I like Stories About Tragic Rich People, Don’t You? :)

Hello! I answered this question on the Pulse It boards but thought I would re-post here too.

One question that a lot of you guys want to know is: why write about super-rich people?

Well, I have to blame the escapist entertainment of my youth. I have always loved stories about mega-rich, mega-tragic people, like Dynasty, Dallas and Falcon Crest, and when I was a kid, I sneakily read all of my mom’s Jackie Collins and Judith Krantz books. Those books were all about people whose problems were on a larger scale in every way – diamonds, jets, furs, cheating boyfriends of aristocratic heritage. I loved them. The world they showed was so different from the world I lived in.

But also: Not TOO different.

When I was growing up in Manila, my mother’s family lived in a four-mansion estate, walled in and guarded by sentries, and I was brought up on stories of fortunes lost and won, married into and out of, and the strict rules of being in “society”. (An ordinary conversation around the table would be like, “Oh, Lola, she could have married the heir to the [BIGGEST ELECTRIC COMPANY IN THE COUNTRY], he was so in love with her, but she didn’t, and now look what happened.”) It was like a 19th century novel—you know, she could have married Mr. Darcy! My grandfather was from a very wealthy, landed Chinese family, who disowned him for marrying my grandmother, who was Filipino-Spanish. (My grandmother’s family wasn’t too shabby either—she was a debutante and from a prominent Spanish line. But you know, she wasn’t Chinese, which didn’t sit well with my grandfather’s fam.) On my dad’s side, there were vast provincial holdings, real-estate and ties to the Marcos clan, (my grandmother was one of Imelda Marcos’s Blue Ladies – a “lady in waiting”).

When I was little my parents would have our clothes custom-made for three months of travel to Europe. My dad had a tailor in Hong Kong and all his suits made there. Vacations were on private beaches, sometimes private islands (flown there by friend’s private jets). It was this lush, kind of feudal life and it all ended when my dad’s investment bank went under and we had to move to America and become humble immigrants.
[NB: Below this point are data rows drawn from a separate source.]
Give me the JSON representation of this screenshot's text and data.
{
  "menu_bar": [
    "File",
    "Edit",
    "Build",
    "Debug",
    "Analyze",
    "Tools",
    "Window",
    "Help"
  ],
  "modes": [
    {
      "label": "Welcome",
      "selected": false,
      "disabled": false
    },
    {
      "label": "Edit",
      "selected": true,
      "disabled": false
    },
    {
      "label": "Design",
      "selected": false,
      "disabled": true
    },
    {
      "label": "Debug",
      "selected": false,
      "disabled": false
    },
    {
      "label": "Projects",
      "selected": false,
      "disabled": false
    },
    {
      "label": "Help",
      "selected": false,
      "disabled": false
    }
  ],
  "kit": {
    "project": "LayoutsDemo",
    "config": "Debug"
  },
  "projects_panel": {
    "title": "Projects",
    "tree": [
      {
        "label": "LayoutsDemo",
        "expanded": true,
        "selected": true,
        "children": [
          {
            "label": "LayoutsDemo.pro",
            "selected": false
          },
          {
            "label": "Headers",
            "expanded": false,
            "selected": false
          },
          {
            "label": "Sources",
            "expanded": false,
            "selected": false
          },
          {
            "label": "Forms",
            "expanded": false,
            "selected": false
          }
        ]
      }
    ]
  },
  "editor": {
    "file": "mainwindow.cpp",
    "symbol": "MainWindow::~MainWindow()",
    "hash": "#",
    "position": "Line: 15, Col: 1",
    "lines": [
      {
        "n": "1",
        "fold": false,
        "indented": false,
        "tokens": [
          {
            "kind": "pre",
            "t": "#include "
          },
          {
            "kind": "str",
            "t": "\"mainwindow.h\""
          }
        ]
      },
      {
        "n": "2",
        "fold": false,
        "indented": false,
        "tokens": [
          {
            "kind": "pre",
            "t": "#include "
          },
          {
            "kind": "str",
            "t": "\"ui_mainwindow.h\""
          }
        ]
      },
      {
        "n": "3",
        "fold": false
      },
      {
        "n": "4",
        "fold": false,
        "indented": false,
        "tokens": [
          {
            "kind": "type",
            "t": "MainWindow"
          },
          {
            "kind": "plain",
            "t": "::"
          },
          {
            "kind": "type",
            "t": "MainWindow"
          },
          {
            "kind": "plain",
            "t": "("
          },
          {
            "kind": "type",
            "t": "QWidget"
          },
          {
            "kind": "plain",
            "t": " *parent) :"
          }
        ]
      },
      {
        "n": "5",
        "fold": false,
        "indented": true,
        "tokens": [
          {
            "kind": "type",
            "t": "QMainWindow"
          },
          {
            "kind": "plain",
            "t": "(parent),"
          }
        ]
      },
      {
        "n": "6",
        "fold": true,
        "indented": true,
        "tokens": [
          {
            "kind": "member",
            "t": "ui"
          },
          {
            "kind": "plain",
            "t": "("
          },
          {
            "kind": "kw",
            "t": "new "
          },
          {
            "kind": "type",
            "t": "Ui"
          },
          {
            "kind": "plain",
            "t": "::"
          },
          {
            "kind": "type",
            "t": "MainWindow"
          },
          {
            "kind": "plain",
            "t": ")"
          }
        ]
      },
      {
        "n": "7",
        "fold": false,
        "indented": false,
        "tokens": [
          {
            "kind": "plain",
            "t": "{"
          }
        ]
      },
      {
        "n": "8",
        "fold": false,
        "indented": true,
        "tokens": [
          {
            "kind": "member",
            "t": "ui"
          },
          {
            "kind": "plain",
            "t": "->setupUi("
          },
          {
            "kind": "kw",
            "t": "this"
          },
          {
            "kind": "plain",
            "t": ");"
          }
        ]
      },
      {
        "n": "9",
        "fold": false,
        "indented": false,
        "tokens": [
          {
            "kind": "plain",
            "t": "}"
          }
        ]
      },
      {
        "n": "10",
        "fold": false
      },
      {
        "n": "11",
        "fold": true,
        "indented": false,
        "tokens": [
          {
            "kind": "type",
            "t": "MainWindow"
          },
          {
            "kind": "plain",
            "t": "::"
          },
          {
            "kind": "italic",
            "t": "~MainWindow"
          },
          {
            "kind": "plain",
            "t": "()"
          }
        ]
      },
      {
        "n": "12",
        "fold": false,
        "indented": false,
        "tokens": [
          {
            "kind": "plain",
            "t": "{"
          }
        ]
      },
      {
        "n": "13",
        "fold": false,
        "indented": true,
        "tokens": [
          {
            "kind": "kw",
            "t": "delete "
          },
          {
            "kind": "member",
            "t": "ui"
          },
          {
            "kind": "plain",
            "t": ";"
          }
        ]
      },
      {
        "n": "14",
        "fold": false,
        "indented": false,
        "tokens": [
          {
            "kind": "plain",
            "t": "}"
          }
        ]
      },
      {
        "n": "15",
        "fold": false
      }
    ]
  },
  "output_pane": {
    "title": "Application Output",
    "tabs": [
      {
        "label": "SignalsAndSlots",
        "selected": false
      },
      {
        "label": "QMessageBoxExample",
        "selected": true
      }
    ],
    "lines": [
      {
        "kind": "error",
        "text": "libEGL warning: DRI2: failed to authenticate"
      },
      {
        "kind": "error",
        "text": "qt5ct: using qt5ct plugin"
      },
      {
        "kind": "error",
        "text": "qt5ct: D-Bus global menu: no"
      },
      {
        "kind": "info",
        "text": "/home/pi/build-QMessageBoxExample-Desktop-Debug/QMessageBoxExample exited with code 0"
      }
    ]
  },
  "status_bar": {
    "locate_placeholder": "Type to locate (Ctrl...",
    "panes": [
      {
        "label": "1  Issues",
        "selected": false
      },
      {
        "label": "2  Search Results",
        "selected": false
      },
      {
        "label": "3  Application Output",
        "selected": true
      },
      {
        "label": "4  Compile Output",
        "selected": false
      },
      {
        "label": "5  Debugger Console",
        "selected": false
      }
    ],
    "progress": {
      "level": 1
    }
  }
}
But I still remembered what it was like: the chauffeurs, the servants, the entitlement. My parent’s glamorous, crazy parties. My mom teaching me how to put together a dinner menu with our chef. The thought that I would have to learn to cook never crossed either of our minds! All good famiies had personal chefs. What I needed to learn was how to plan dinner menus!

So in a way, my childhood had become, for me, as fantastical as the stories in Judith Krantz’s novels. Because it was gone in a poof. And now we were living in America, working at the mall, and all that ordinary stuff. (I had never seen my mother wash dishes until we moved here.)

My stories are my escape, and also a remembrance of what my life was like, a way to reconnect with my childhood.